If a citizen of Louisiana could be imprisoned for ninety...

Picayune

If a citizen of Louisiana could be imprisoned for ninety days, or made to pay a fine of one hundred dollars, or subjected to both penalties for making a prayer to God at the bedside of a sick person for the sufferer's recovery and restoration to health, anywhere in Louisiana, one of the most monstrous outrages upon human liberty and on freedom of conscience imaginable would be perpetrated in this highly civilized and enlightened state and city. And yet under an interpretation of a law of Louisiana an attempt to accomplish such an act was made in one of the criminal courts of New Orleans. Fortunately the case came before a highly intelligent and just judge, who refused to permit a statute of the state to revive the dark ages of religious persecution, and, after hearing the case and giving a most enlightened and admirable exposition of the law under which the prosecution was brought, he promptly gave judgment for the acquittal of the accused.

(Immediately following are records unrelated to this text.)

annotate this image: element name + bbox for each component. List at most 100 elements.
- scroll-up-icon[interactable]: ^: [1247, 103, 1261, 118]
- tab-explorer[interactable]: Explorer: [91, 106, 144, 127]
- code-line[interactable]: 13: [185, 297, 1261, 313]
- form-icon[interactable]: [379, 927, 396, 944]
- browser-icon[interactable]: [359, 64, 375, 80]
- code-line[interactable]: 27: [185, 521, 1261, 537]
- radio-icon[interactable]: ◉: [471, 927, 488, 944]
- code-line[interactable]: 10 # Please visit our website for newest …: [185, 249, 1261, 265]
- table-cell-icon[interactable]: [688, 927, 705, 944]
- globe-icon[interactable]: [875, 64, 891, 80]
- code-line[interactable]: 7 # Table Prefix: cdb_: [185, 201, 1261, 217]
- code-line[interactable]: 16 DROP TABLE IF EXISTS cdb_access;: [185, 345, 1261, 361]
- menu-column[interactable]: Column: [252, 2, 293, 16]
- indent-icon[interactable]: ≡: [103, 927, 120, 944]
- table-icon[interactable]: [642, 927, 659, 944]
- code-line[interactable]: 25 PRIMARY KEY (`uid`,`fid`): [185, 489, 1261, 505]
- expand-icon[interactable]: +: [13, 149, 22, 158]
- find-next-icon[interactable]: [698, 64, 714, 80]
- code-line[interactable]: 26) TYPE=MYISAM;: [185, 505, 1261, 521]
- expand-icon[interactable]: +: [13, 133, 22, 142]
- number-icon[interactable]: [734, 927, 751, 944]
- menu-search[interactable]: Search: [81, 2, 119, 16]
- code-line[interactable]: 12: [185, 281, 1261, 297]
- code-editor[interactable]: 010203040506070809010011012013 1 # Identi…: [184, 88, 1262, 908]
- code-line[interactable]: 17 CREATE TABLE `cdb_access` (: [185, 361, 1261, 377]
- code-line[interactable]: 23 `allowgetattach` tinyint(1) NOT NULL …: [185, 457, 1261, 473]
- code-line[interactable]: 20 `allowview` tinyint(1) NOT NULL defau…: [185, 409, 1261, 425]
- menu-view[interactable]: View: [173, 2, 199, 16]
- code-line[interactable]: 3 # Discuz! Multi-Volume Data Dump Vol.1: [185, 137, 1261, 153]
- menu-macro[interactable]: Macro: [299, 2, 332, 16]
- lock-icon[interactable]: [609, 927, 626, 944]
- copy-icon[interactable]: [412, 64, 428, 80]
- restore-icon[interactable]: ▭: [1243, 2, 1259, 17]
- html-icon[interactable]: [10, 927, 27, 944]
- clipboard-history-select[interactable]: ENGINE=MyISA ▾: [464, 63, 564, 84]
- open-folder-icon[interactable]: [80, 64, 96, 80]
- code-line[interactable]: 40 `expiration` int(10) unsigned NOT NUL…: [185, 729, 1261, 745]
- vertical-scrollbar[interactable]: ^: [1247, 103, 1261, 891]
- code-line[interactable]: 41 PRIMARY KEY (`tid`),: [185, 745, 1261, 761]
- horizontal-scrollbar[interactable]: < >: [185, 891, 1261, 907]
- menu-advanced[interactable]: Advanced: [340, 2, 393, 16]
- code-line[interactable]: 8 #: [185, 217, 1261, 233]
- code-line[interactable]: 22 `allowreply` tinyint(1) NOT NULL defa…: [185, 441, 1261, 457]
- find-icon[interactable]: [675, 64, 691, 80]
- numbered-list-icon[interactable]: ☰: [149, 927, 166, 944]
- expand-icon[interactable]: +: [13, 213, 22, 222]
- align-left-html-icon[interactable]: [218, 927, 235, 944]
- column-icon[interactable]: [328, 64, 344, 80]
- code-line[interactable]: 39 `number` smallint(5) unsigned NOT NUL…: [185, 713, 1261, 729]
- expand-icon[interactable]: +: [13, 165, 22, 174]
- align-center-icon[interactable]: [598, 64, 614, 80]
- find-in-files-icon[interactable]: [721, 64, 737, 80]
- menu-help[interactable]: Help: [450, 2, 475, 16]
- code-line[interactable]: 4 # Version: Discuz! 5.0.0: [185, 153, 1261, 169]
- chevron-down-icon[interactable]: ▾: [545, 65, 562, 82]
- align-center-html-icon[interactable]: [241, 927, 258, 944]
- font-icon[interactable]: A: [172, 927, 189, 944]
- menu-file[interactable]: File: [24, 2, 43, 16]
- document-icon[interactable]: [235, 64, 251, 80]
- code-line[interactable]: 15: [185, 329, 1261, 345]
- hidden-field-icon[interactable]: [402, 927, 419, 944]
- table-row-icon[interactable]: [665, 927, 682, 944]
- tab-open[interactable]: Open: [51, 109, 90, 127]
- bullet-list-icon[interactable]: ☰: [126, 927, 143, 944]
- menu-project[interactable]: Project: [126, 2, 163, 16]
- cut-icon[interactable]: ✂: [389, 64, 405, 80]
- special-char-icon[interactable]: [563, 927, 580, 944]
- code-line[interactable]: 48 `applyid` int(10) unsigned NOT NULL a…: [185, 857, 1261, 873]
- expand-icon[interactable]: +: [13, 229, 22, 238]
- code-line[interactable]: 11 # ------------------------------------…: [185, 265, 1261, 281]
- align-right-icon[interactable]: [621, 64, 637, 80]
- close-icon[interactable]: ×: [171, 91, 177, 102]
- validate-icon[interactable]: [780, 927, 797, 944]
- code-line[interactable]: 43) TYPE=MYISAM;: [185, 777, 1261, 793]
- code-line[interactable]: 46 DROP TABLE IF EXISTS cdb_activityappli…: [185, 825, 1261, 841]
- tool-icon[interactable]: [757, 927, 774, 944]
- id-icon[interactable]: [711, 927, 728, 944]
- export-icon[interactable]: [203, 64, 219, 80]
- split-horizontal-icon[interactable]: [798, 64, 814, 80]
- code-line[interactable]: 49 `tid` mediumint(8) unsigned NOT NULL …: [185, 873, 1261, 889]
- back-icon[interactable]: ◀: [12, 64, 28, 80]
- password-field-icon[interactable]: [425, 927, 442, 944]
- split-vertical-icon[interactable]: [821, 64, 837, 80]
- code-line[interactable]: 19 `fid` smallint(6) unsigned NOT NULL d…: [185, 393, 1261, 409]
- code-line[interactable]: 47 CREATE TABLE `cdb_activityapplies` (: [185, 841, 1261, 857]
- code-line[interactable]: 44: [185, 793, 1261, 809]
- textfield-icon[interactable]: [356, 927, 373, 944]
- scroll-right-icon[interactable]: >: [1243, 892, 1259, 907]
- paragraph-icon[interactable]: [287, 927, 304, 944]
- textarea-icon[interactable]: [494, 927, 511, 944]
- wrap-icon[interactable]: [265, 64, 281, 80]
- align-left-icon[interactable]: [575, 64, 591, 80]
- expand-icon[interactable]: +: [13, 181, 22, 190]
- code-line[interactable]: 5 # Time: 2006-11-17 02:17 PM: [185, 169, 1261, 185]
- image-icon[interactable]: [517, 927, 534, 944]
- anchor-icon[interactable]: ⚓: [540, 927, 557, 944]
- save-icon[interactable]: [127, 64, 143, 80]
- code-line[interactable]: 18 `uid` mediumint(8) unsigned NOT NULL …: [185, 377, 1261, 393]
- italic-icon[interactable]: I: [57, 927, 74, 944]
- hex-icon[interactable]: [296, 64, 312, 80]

Act 244 of the Legislature of 1908 is a very stringent prohibition under penalties mentioned above of the practise of medicine or of any act of surgery by any person, whether for pay or gratuitously, who has not been duly licensed by the state. The law specifies that any person who prescribes, directs, or applies, for the purpose of treating, curing, or relieving any bodily or mental disease, infirmity, deformity, or of whatever nature, or any other agency or means, whether such drug, instrument, force, or other agency or means is to be applied or used by the patient, or by any other person, and whether such prescribing, directing, or applying be for compensation of any kind or be gratuitous, is practising medicine under the law, and if he or she be not duly authorized, will be subject to the punishment prescribed by the statute.

In the present case, a male citizen or resident who professes the form of religion held by the Christian Scientists, made a prayer for restoration to health over a sick child of parents who held to the same religion, but he administered no medicines, he performed no manipulations, and exhibited no instruments or apparatus of any sort. Some time afterward the child died, but the maker of the prayer, instead of being charged with the death of the little one through the use of some intangible and malevolent magic, was prosecuted upon a criminal charge of practising medicine without a license. It was truly an astonishing case in this republic, where freedom of conscience and of religious belief are guaranteed by the national Constitution, and in this twentieth century, when religion of any sort attracts little attention; but fortunately the case was treated by Judge Fisher in a manner so luminously complete and conclusive that it is not likely another arrest will be made here for uttering a prayer to God in aid of a sick person.